Essa técnica substitui a antiga lógica de engenharia que via os rios urbanos praticamente apenas como canais de escoamento de esgoto. A renaturalização reduz as ilhas de calor e ajuda na drenagem urbana por meio de jardins de chuva que absorvem o excesso de água em períodos de cheia. Em cidades como Munique, na Alemanha, ou Seul, na Coréia do Sul, os governos desfizeram obras de canalização do século 20 e devolveram os rios Isar e Cheonggyecheon ao espaço público, com resultados positivos em qualidade ambiental, redução de temperatura e bem-estar urbano.

O parque será integrado ao Teatro Oficina?
Sim, e essa integração era um sonho antigo. O projeto original de Lina Bo Bardi já previa um parque atrás do teatro, um espaço contemplativo público, mas integrado à vida cultural do Oficina. O que o projeto do Parque do Bixiga faz, décadas depois, é finalmente dar forma a essa visão.
A famosa parede de vidro do teatro passará a se abrir diretamente para o interior do parque, permitindo que as manifestações artísticas e a natureza se fundam em um único cenário vivo. A transição entre o espaço teatral e o parque será feita por meio de uma arquibancada-arrimo que conecta os diferentes níveis topográficos do terreno. Essa estrutura criará uma grande área de permanência e anfiteatro ao ar livre, permitindo a realização de apresentações culturais, ensaios e intervenções artísticas na parte externa. O parque foi planejado para ser uma extensão natural da vocação cultural do Oficina, transformando o antigo terreno disputado em um espaço de celebração da arte pública.
A inauguração está prevista para janeiro de 2027. Com festa do pessoal do Oficina, claro.

O Rio comportaria um projeto assim?
Um só não, muitos. Só que a maioria das iniciativas está, digamos assim, em estado embrionário. Um dos exemplos mais citados por geógrafos e urbanistas é o Rio Carioca, um curso d’água de imensa importância histórica e cultural que nasce no Parque Nacional da Tijuca e corre inteiramente canalizado sob bairros populosos como Cosme Velho, Laranjeiras e Flamengo antes de desaguar na Baía de Guanabara. A reabertura de trechos em praças ou áreas subutilizadas da Zona Sul poderia criar parques lineares fantásticos e mitigar os crônicos problemas de enchentes da cidade.
Há, também, um grupo de trabalho coordenado pela Secretaria Municipal de Meio Ambiente e Clima estuda a requalificação do Rio Maracanã com base em soluções naturais. A ideia é apresentar um projeto até o fim deste ano.

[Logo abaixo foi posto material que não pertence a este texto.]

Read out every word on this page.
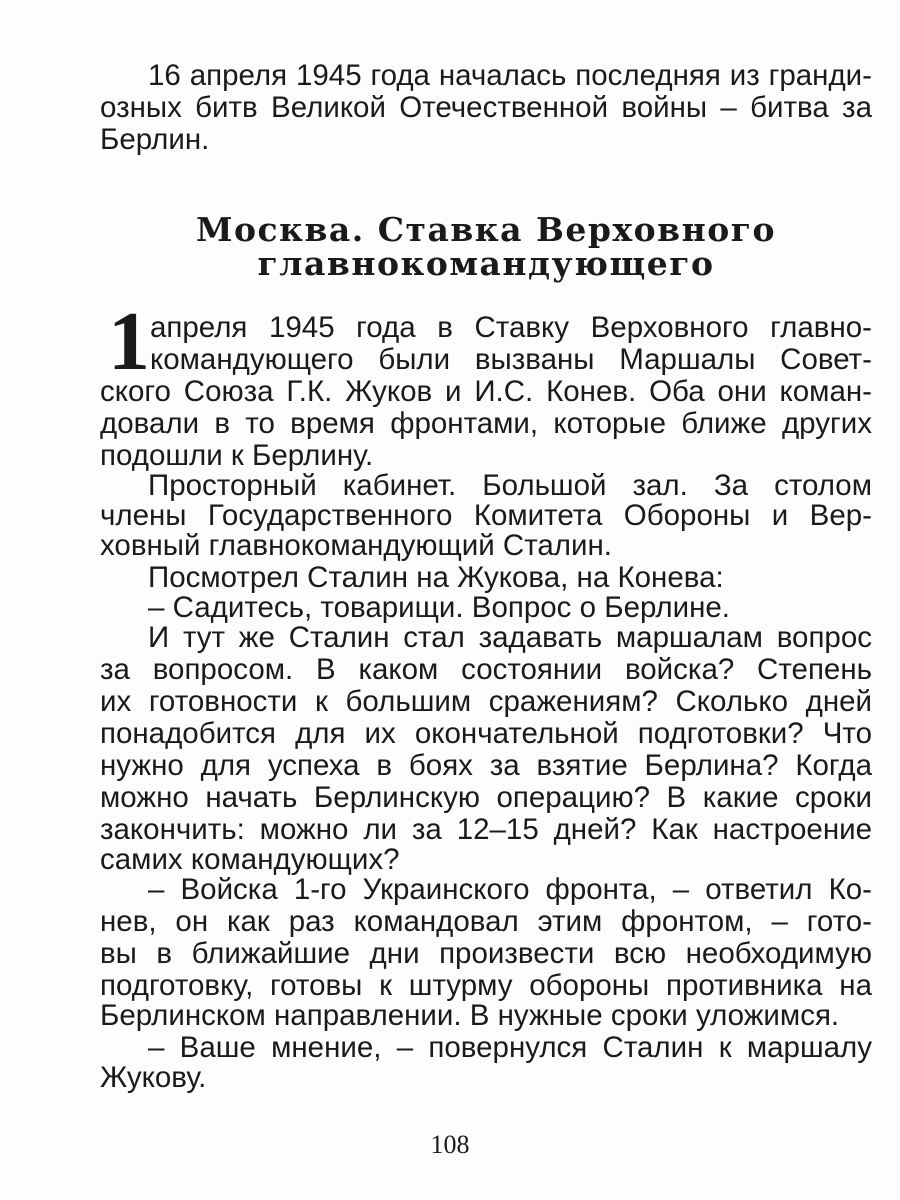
16 апреля 1945 года началась последняя из гранди-
озных битв Великой Отечественной войны – битва за
Берлин.
Москва. Ставка Верховного
главнокомандующего
1 апреля 1945 года в Ставку Верховного главно-
командующего были вызваны Маршалы Совет-
ского Союза Г.К. Жуков и И.С. Конев. Оба они коман-
довали в то время фронтами, которые ближе других
подошли к Берлину.
Просторный кабинет. Большой зал. За столом
члены Государственного Комитета Обороны и Вер-
ховный главнокомандующий Сталин.
Посмотрел Сталин на Жукова, на Конева:
– Садитесь, товарищи. Вопрос о Берлине.
И тут же Сталин стал задавать маршалам вопрос
за вопросом. В каком состоянии войска? Степень
их готовности к большим сражениям? Сколько дней
понадобится для их окончательной подготовки? Что
нужно для успеха в боях за взятие Берлина? Когда
можно начать Берлинскую операцию? В какие сроки
закончить: можно ли за 12–15 дней? Как настроение
самих командующих?
– Войска 1-го Украинского фронта, – ответил Ко-
нев, он как раз командовал этим фронтом, – гото-
вы в ближайшие дни произвести всю необходимую
подготовку, готовы к штурму обороны противника на
Берлинском направлении. В нужные сроки уложимся.
– Ваше мнение, – повернулся Сталин к маршалу
Жукову.
108
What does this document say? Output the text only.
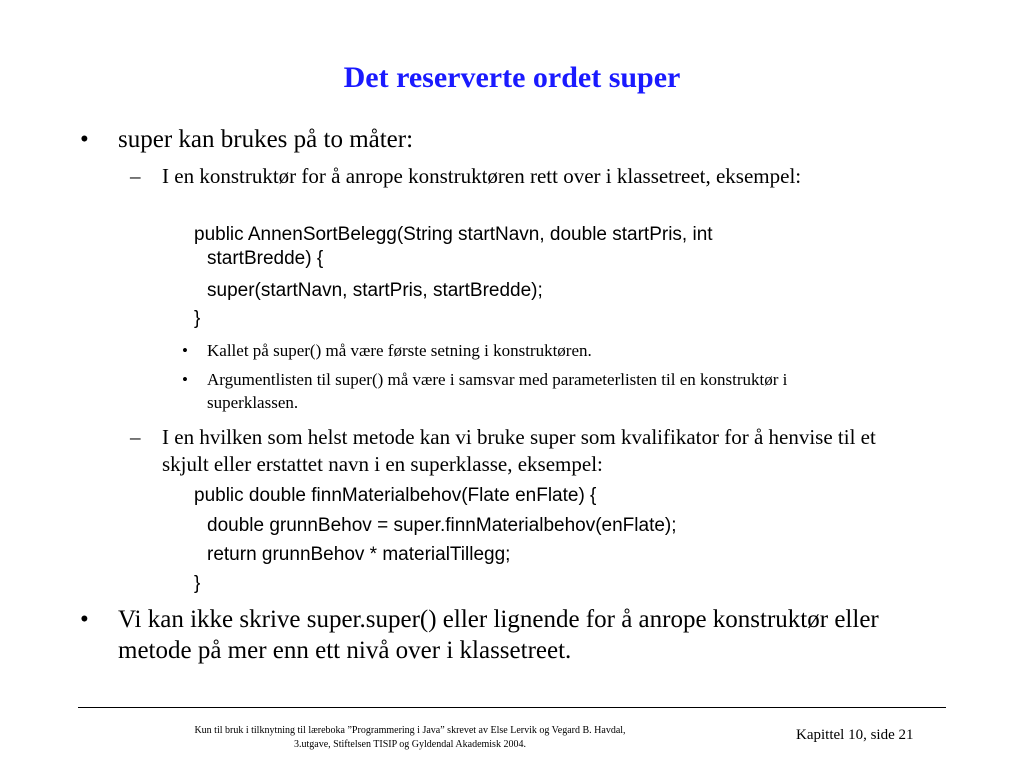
Det reserverte ordet super
• super kan brukes på to måter:
– I en konstruktør for å anrope konstruktøren rett over i klassetreet, eksempel:
public AnnenSortBelegg(String startNavn, double startPris, int
startBredde) {
super(startNavn, startPris, startBredde);
}
• Kallet på super() må være første setning i konstruktøren.
• Argumentlisten til super() må være i samsvar med parameterlisten til en konstruktør i superklassen.
– I en hvilken som helst metode kan vi bruke super som kvalifikator for å henvise til et skjult eller erstattet navn i en superklasse, eksempel:
public double finnMaterialbehov(Flate enFlate) {
double grunnBehov = super.finnMaterialbehov(enFlate);
return grunnBehov * materialTillegg;
}
• Vi kan ikke skrive super.super() eller lignende for å anrope konstruktør eller metode på mer enn ett nivå over i klassetreet.
Kun til bruk i tilknytning til læreboka ”Programmering i Java” skrevet av Else Lervik og Vegard B. Havdal,
3.utgave, Stiftelsen TISIP og Gyldendal Akademisk 2004.
Kapittel 10, side 21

E outra alternativa viável seria o Rio Comprido, que dá nome ao seu próprio bairro na Zona Norte. Conforme registros de intervenções da Fundação Rio-Águas, a bacia do Rio Comprido e de seus afluentes, como o Rio Trapicheiros, passa constantemente por obras de manutenção de galerias e controle de cheias.
A criação de um parque urbano focado no daylighting em áreas degradadas dessas sub-bacias traria benefícios imensos para as comunidades locais, ajudando a reduzir o efeito das ilhas de calor e qualificando o espaço público da Zona Norte de forma inovadora.